I've seen some microscopes use "immersion oil" -- like, an oil between the lens and the slide. What's this for and where can I find it? Do all microscopes need it? Can non-oil microscopes use oil or vice versa?
Glass apparently has a refractive index of ~ 1.5 while air is 1.0. This means that light velocity is slower in glass. When light from a sample slide passes through air to objective lens there is refraction or bending of light away from perpendicular. As a result, some of the light from the specimen is lost and does not enter the aperature of the lens. If you fill the air gap between slide and lens with oil with a similar refractive index as the glass slide (i.e. 1.5) then the light is no longer refracted away from lens. With this effective increased light entering the lens or increase in aperature; resolution of detail in the sample is increased. Yes you can skip it if you have adequate resolution to see the detail in specimen your are interested in.
Wow, thanks! So how close is actually helpful? I found a list of household oils and refractive indices and mineral oil is around 1.47-1.48 -- would that help almost identically or would it be not a lot of help.

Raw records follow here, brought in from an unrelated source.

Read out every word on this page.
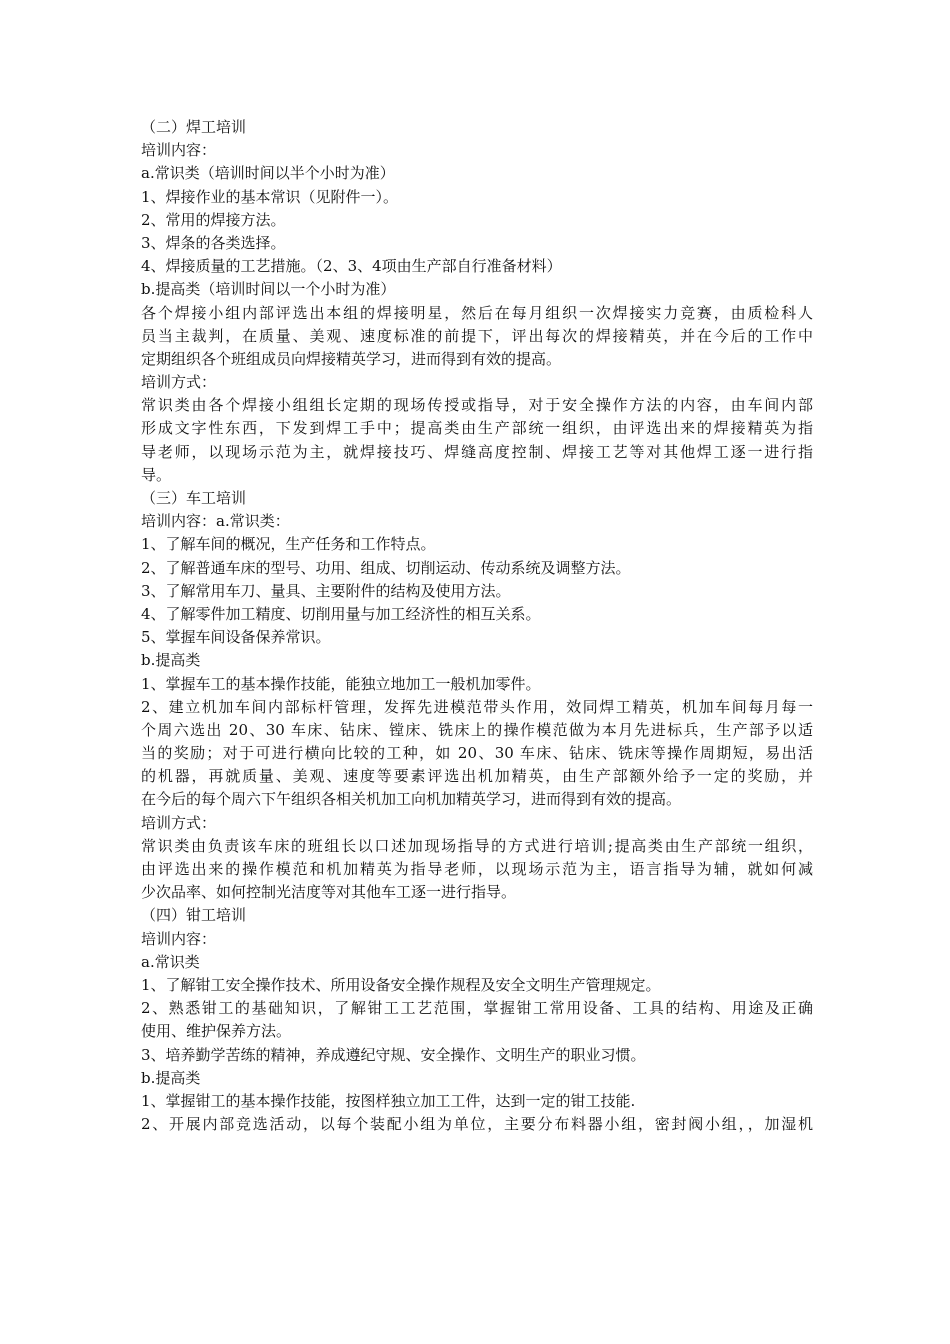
（二）焊工培训
培训内容：
a.常识类（培训时间以半个小时为准）
1、焊接作业的基本常识（见附件一）。
2、常用的焊接方法。
3、焊条的各类选择。
4、焊接质量的工艺措施。（2、3、4项由生产部自行准备材料）
b.提高类（培训时间以一个小时为准）
各个焊接小组内部评选出本组的焊接明星，然后在每月组织一次焊接实力竞赛，由质检科人
员当主裁判，在质量、美观、速度标准的前提下，评出每次的焊接精英，并在今后的工作中
定期组织各个班组成员向焊接精英学习，进而得到有效的提高。
培训方式：
常识类由各个焊接小组组长定期的现场传授或指导，对于安全操作方法的内容，由车间内部
形成文字性东西，下发到焊工手中；提高类由生产部统一组织，由评选出来的焊接精英为指
导老师，以现场示范为主，就焊接技巧、焊缝高度控制、焊接工艺等对其他焊工逐一进行指
导。
（三）车工培训
培训内容：a.常识类：
1、了解车间的概况，生产任务和工作特点。
2、了解普通车床的型号、功用、组成、切削运动、传动系统及调整方法。
3、了解常用车刀、量具、主要附件的结构及使用方法。
4、了解零件加工精度、切削用量与加工经济性的相互关系。
5、掌握车间设备保养常识。
b.提高类
1、掌握车工的基本操作技能，能独立地加工一般机加零件。
2、建立机加车间内部标杆管理，发挥先进模范带头作用，效同焊工精英，机加车间每月每一
个周六选出 20、30 车床、钻床、镗床、铣床上的操作模范做为本月先进标兵，生产部予以适
当的奖励；对于可进行横向比较的工种，如 20、30 车床、钻床、铣床等操作周期短，易出活
的机器，再就质量、美观、速度等要素评选出机加精英，由生产部额外给予一定的奖励，并
在今后的每个周六下午组织各相关机加工向机加精英学习，进而得到有效的提高。
培训方式：
常识类由负责该车床的班组长以口述加现场指导的方式进行培训;提高类由生产部统一组织，
由评选出来的操作模范和机加精英为指导老师，以现场示范为主，语言指导为辅，就如何减
少次品率、如何控制光洁度等对其他车工逐一进行指导。
（四）钳工培训
培训内容：
a.常识类
1、了解钳工安全操作技术、所用设备安全操作规程及安全文明生产管理规定。
2、熟悉钳工的基础知识，了解钳工工艺范围，掌握钳工常用设备、工具的结构、用途及正确
使用、维护保养方法。
3、培养勤学苦练的精神，养成遵纪守规、安全操作、文明生产的职业习惯。
b.提高类
1、掌握钳工的基本操作技能，按图样独立加工工件，达到一定的钳工技能.
2、开展内部竞选活动，以每个装配小组为单位，主要分布料器小组，密封阀小组，，加湿机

I do not know, but anything would be an improvement; just apply the oil (a bubble connecting slide through air to lens surface) and check the detail of objects in sample I assume. Arbitrarily anything above 1.4 would be pretty good. Amazing you found a list; surprising alcohol so high ?
Mineral oil should work. I sometimes use on a professional immersion objectives a mixture of drugstore-bought liquid paraffin (sold as a laxative) and sewing machine oil. Both are just highly purified mineral oil. Liquid paraffin is thicker than sewing machine oil, mixing them in 1:1 ratio gives just the right viscosity.
The downside of using this mixture instead of a commercial immersion oil is that it's harder to clean. Cleaning objectives after each use is required in my lab, and getting rid of paraffin using microfibre cloth soaked in a bit of ethanol and diethyl ether is tedious as opposed to cleaning commercial immersion oils.